Um exemplo, o Coritiba, que também lançou uma marca própria recentemente, pensa em 2021 em ter um modelo híbrido, no qual possa manter a marca 1909 que gerou mais lucros que grandes empresas como (Adidas e Nike), mas que não consegue atender todas as suas necessidades. Desta forma, a ideia do Coxa agora é ter uniformes de jogo voltando ao modelo tradicional com uma marca consolidada (Kappa – uma das cotadas) e usar a marca própria para o complemento nos outros produtos. Enfim, casamento pode ser bom e ruim.

A receita do sucesso depende do entendimento real do tamanho de cada um, do seu mercado e de não “dourar a pílula”, precisa ser na ponta do lápis.

 

*** O Fala Galo entrou em contato com o Diretor de Negócios, Leandro Figueiredo, para enriquecer o conteúdo, que mesmo não podendo dar detalhes sobre as parcerias de fornecimento de materiais do clube, destacou os seguintes pontos:

Uma outra informação relevante é a equação do sucesso do clube baseia-se em um contrato com bons royalties + muitas vendas e pouco consumo interno (os chamados enxovais utilizados para as atividades de treino e jogos). Ou seja, na verdade, é uma inequação que acorde bom valor à marca do clube + seu apelo + sucesso no campo, que venda muitos produtos através do seu apaixonado torcedor e, que se possível, consuma somente o suficiente nas demandas de rotina.
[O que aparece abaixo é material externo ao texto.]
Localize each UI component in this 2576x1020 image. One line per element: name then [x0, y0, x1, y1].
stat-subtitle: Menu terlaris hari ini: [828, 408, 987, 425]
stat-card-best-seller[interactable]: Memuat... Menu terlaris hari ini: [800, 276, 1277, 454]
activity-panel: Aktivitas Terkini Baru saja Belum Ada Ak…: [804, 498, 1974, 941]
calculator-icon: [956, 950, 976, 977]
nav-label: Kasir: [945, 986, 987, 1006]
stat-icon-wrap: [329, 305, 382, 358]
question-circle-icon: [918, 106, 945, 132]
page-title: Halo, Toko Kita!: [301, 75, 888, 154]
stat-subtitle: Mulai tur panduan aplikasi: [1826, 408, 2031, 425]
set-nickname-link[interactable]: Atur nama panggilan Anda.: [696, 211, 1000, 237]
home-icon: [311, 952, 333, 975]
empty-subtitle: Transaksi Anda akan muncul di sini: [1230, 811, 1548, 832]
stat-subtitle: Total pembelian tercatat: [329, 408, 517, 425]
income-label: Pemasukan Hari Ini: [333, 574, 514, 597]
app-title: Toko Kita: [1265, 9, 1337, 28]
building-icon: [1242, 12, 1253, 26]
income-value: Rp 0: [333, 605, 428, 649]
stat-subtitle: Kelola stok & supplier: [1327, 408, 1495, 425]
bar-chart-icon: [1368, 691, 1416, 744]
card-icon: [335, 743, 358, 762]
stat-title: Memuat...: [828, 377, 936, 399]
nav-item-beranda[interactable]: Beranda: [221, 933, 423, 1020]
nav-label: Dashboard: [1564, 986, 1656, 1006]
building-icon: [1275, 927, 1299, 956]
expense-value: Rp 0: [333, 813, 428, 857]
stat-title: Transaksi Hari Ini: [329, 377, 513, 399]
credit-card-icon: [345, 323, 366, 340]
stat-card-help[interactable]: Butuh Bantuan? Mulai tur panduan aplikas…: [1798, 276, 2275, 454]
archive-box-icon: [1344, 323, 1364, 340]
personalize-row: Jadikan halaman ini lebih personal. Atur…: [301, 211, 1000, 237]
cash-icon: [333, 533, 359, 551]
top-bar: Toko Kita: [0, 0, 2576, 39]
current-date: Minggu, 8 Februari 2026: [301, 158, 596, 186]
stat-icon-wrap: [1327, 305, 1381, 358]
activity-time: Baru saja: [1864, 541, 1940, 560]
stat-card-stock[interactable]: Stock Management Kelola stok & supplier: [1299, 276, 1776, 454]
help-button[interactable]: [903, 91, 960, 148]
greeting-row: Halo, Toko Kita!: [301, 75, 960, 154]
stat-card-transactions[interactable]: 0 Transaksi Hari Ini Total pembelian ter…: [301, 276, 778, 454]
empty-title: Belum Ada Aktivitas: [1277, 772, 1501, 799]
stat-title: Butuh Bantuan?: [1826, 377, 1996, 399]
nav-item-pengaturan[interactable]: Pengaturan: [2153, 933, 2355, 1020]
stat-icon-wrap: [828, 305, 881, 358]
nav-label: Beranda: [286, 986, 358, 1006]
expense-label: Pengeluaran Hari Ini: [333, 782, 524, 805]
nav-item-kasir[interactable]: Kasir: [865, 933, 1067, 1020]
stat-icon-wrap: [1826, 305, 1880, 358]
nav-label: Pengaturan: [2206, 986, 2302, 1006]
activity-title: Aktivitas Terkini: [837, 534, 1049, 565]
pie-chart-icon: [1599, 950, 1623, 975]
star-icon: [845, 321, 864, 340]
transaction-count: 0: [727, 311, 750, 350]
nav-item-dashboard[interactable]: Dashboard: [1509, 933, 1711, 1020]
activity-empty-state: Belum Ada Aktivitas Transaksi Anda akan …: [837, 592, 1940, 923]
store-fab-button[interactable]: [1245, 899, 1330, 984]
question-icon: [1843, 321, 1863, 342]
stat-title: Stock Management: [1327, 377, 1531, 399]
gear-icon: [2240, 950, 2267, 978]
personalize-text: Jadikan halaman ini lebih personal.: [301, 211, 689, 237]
O conteúdo acima é inesgotável. Os clubes ainda buscam achar a “batida perfeita” que seja a mais eficiente às suas realidades. Tudo se relaciona ao contexto cultural, o tamanho do seu público e o poder econômico de quem “consome” suas paixões, que são os clubes. Desta forma, colherá bons negócios quem for organizado na gestão administrativa e não precisar desesperadamente chegar desesperado nas negociações.

*** Observação: as contas exemplificadas nos modelos 2 e 4 não são verdades plenas dos valores (até porque há cláusulas de confidencialidade). Entretanto, são dados que buscaram se aproximar da realidade atual dos formatos e contratos estabelecidos, afim de gerar um olhar comparativo que faça o torcedor saber um pouco mais sobre o mundo do fornecimento de uniformes de forma mais didática possível.